Blanchard served as chair of the paraphilia sub-working group for the DSM-5. Transgender activists protested the appointment for the DSM-5. The National LGBTQ Task Force issued a statement questioning the APA's decision to appoint Ray Blanchard and Kenneth Zucker to the DSM-5 working group for Gender and Sexual Identity Disorders, stating that, "Kenneth Zucker and Ray Blanchard are clearly out of step with the occurring shift in how doctors and other health professionals think about transgender people and gender variance."

===DSM-5 paraphilias===
In 2008, Blanchard was the lead author of an influential paper proposing the introduction of hebephilia in the DSM-5. The paper, coauthored mostly with colleagues from CAMH and the University of Toronto, triggered a number of reactions, many of them critical on the basis that it pathologizes reproductively valid behavior in order to uphold current social and legal standards. Critics include Richard Green, DSM-IV editor Michael First, forensic psychologist Karen Franklin, and Charles Allen Moser, while William O'Donohue argued that the proposal did not go far enough.
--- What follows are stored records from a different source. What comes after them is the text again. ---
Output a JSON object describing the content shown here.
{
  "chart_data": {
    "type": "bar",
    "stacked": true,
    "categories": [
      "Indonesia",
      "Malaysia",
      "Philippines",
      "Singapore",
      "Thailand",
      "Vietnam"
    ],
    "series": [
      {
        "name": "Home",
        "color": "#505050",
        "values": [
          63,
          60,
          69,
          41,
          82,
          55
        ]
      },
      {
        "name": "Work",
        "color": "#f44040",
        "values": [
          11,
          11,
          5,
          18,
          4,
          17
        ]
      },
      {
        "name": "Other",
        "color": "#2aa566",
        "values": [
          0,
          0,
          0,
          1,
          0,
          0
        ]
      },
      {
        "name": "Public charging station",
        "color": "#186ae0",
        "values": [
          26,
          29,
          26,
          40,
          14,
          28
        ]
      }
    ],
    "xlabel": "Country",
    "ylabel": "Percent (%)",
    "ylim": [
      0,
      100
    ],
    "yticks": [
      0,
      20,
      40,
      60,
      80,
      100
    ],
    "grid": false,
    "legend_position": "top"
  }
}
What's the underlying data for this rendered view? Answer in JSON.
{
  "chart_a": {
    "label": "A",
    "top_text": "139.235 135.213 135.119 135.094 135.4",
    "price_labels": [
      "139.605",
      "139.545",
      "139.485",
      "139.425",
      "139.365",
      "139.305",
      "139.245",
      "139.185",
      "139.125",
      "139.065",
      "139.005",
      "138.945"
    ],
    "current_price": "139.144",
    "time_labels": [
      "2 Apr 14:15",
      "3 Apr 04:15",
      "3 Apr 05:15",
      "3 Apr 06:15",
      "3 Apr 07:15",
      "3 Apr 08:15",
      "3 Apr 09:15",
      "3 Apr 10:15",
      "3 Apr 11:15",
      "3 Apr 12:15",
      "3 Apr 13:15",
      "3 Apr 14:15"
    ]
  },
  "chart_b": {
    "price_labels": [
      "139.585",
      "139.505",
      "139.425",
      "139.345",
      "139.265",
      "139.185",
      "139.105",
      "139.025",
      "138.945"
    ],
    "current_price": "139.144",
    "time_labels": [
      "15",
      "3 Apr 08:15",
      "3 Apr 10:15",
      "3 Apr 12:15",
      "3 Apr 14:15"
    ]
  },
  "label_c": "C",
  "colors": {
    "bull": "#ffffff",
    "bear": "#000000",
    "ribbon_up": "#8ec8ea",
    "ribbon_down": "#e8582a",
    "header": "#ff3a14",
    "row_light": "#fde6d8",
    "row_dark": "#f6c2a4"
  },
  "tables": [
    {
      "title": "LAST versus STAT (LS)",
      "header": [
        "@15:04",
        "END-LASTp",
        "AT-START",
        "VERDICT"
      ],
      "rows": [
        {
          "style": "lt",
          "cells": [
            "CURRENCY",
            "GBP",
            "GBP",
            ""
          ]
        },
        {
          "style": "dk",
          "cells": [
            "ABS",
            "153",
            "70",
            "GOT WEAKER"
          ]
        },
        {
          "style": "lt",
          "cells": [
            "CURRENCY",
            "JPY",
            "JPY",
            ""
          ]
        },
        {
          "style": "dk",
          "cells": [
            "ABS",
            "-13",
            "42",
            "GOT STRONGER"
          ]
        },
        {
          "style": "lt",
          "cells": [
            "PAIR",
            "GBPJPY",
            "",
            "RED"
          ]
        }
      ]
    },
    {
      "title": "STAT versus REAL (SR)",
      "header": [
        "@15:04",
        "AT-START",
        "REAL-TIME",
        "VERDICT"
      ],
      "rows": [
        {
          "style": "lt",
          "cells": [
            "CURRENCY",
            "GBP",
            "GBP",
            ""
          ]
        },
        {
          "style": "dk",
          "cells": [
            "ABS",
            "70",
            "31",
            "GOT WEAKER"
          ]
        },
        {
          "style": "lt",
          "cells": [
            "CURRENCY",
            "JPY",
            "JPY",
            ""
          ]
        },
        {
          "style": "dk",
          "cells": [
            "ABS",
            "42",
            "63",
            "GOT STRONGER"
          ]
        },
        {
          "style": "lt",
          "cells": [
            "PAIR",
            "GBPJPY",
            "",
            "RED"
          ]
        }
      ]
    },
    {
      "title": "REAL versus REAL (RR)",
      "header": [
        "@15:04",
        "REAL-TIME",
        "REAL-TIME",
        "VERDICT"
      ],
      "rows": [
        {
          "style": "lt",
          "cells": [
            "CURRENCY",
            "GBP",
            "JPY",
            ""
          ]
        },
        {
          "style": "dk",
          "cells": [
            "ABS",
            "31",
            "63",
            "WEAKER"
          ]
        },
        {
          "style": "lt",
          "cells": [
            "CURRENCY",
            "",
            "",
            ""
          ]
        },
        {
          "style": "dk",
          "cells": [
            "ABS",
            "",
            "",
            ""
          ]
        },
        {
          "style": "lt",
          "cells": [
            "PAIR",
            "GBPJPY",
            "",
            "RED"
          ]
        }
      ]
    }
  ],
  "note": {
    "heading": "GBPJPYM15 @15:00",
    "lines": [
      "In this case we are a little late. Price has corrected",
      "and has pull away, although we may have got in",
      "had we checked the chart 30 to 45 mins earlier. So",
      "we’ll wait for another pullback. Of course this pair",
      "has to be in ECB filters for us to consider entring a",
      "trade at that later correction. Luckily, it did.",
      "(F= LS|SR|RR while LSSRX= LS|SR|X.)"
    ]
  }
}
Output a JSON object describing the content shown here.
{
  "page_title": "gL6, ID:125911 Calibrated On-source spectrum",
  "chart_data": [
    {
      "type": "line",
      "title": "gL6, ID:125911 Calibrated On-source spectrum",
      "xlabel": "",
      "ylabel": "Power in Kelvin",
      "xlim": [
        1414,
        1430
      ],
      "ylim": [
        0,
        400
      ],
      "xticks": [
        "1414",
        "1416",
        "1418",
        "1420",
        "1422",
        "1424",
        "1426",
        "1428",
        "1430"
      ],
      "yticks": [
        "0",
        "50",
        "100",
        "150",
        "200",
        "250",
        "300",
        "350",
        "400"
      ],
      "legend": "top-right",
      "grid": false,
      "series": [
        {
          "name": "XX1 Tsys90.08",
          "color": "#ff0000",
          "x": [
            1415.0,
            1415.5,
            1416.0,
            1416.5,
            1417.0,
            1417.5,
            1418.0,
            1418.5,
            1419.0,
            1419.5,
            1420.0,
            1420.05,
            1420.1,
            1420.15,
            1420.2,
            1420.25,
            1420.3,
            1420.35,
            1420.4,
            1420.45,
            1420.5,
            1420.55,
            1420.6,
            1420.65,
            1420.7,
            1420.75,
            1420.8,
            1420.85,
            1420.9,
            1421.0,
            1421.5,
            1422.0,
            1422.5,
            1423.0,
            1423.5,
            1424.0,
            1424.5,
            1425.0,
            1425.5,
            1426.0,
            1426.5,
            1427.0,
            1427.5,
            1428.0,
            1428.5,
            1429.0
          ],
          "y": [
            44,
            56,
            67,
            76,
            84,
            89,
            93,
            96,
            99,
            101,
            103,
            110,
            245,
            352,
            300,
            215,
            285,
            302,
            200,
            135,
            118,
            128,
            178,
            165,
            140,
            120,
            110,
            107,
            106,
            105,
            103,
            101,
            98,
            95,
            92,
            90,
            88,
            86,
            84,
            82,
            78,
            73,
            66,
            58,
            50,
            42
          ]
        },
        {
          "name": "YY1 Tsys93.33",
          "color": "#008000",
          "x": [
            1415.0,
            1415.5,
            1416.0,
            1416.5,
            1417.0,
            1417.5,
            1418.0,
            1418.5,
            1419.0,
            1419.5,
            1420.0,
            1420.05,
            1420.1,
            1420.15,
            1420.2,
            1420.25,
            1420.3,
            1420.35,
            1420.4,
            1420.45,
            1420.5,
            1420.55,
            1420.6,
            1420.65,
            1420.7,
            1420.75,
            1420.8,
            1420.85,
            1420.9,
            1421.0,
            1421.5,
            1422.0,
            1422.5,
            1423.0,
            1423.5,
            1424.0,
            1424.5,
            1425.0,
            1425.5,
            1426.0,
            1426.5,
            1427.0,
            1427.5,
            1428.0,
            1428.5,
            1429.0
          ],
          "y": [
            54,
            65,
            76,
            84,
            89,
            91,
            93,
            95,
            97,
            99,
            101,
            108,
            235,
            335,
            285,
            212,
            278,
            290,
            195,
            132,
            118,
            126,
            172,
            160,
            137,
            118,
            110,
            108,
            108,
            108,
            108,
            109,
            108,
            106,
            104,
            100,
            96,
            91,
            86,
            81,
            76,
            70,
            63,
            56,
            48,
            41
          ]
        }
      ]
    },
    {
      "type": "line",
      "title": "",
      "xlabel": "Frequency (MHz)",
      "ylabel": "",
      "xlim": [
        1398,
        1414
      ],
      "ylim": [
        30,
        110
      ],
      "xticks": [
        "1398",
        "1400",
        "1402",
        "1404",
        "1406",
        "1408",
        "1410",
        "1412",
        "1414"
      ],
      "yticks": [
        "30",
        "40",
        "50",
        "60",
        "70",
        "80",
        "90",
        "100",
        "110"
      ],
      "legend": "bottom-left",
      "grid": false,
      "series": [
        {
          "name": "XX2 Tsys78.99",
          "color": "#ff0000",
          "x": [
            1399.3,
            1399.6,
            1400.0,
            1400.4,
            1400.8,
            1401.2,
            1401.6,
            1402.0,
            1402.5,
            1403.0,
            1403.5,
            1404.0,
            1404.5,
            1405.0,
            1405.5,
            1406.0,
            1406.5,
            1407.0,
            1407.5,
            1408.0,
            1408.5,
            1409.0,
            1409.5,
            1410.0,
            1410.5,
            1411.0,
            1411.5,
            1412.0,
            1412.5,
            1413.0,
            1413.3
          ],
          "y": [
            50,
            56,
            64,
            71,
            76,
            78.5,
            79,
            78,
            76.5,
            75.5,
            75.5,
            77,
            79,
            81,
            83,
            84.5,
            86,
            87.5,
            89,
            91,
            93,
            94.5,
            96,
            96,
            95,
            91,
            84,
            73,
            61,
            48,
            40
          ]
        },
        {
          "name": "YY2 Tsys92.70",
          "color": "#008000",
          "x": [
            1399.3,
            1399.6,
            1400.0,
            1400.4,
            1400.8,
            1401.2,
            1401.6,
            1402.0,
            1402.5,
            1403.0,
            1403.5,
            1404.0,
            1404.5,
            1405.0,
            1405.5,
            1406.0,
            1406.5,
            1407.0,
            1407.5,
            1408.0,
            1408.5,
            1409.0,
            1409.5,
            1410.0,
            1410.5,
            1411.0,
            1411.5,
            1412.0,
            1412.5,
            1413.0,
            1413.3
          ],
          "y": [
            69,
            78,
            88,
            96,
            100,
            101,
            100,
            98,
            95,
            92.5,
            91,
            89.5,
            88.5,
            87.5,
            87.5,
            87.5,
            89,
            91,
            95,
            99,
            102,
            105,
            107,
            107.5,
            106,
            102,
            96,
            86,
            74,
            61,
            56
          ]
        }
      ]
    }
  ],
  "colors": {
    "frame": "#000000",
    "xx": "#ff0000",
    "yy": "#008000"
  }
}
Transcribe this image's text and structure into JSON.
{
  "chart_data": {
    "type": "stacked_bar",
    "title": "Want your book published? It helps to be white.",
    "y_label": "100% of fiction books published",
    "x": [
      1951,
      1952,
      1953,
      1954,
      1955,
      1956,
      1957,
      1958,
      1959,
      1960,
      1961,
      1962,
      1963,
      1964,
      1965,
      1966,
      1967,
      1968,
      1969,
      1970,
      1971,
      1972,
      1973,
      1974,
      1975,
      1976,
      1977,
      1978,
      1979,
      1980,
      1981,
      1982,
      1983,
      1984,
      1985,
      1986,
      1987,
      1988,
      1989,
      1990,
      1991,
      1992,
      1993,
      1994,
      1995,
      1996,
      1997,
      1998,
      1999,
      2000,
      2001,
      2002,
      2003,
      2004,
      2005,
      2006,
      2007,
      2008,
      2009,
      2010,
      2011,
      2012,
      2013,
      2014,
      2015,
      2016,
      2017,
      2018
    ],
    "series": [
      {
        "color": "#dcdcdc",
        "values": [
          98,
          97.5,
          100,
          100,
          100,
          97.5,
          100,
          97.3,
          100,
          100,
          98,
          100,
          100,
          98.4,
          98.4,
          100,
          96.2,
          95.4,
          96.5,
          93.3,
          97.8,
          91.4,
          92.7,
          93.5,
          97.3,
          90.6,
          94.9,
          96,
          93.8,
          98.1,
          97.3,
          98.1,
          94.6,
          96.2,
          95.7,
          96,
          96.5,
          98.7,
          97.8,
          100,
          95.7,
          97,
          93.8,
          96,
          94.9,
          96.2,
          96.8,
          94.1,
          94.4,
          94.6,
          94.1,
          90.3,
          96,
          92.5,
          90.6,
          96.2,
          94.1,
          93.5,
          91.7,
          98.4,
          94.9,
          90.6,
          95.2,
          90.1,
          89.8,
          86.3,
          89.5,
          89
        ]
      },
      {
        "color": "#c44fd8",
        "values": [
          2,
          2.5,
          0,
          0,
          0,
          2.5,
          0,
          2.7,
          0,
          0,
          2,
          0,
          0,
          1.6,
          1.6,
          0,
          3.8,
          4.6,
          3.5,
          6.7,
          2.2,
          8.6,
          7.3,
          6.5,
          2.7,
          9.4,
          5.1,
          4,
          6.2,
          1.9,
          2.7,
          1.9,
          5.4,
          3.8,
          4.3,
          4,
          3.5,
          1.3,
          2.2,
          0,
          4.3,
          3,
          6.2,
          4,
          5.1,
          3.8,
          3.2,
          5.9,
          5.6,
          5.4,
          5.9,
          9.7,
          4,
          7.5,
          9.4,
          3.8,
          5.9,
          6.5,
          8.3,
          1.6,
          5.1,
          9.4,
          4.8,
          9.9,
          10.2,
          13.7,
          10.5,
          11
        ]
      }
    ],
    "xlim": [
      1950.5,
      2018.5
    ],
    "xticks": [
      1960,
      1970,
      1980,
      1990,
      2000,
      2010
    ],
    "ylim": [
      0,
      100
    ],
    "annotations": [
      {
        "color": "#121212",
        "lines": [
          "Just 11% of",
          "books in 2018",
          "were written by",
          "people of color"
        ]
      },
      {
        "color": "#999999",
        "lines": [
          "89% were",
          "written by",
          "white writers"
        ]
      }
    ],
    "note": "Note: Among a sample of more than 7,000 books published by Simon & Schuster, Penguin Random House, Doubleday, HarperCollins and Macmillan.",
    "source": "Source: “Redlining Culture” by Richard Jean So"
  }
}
Blanchard also wrote the literature review paper for the DSM-5 committee regarding pedophilia, in which he summarized and attempted to address the criticism over the DSM-IV-TR definition of pedophilia. The DSM-5 diagnosis initially proposed a new name ("pedohebophilic disorder") and the rationale for the change cited several of Blanchard's scientific publications. In the end, the pedohebephilic disorder proposal was rejected, but the name was changed from pedophilia to pedophilic disorder, reflecting the DSM-5's general distinction between paraphilia and paraphilic disorder.

Blanchard noted that both Richard Green and William O'Donohue remarked that a so-called "contented pedophile"—an individual who fantasizes about having sex with a child, but does not commit child sexual abuse, but just masturbates fantasizing it, and who does not feel subjectively distressed afterward—does not meet the DSM-IV-TR criteria for pedophilia, because Criterion B is not met. Whereas Green proposed to solve the problem by removing pedophilia from the DSM, and O'Donohue proposed to remove criterion B for pedophilia, Blanchard proposed a general solution applicable to all paraphilias, namely a distinction between paraphilia and paraphilic disorder. The latter term is proposed to identify the diagnosable condition, which meets both Criterion A and B, whereas an individual who does not meet Criterion B, can be ascertained, but not diagnosed, as having a paraphilia. (Blanchard acknowledges Kenneth Zucker and James Cantor for discussions about this distinction). Interviewed by bioethics professor Alice Dreger, Blanchard explained: "We tried to go as far as we could in depathologizing mild and harmless paraphilias, while recognizing that severe paraphilias that distress or impair people or cause them to do harm to others are validly regarded as disorders."

==Views on transgender people==

In a December 2017 article, Blanchard and J. Michael Bailey wrote an article for 4thWaveNow—a site that opposes gender-affirming care for young transgender people—supporting the concept of "rapid-onset gender dysphoria" (ROGD).

In an interview with Vice, Blanchard expressed the view that trans people, "should be considered as whatever their biological sex is plus the fact that they are transsexuals." Blanchard rejected the idea that treating gender dysphoria as a mental disorder contributes to stigma against the trans community, adding: "I mean, how many people who make a joke about trannies consult the DSM first?"

In November 2023, Blanchard stated on his official Twitter account that in his view "it’s irrelevant whether a man can become a woman or vice versa. What’s relevant is whether individuals tormented by the desire to be the opposite sex are happier when they present that way, and whether or how much the majority of society is willing to accommodate this."

==In popular culture==
A character in the 2026 horror film Teenage Sex and Death at Camp Miasma is named after Blanchard.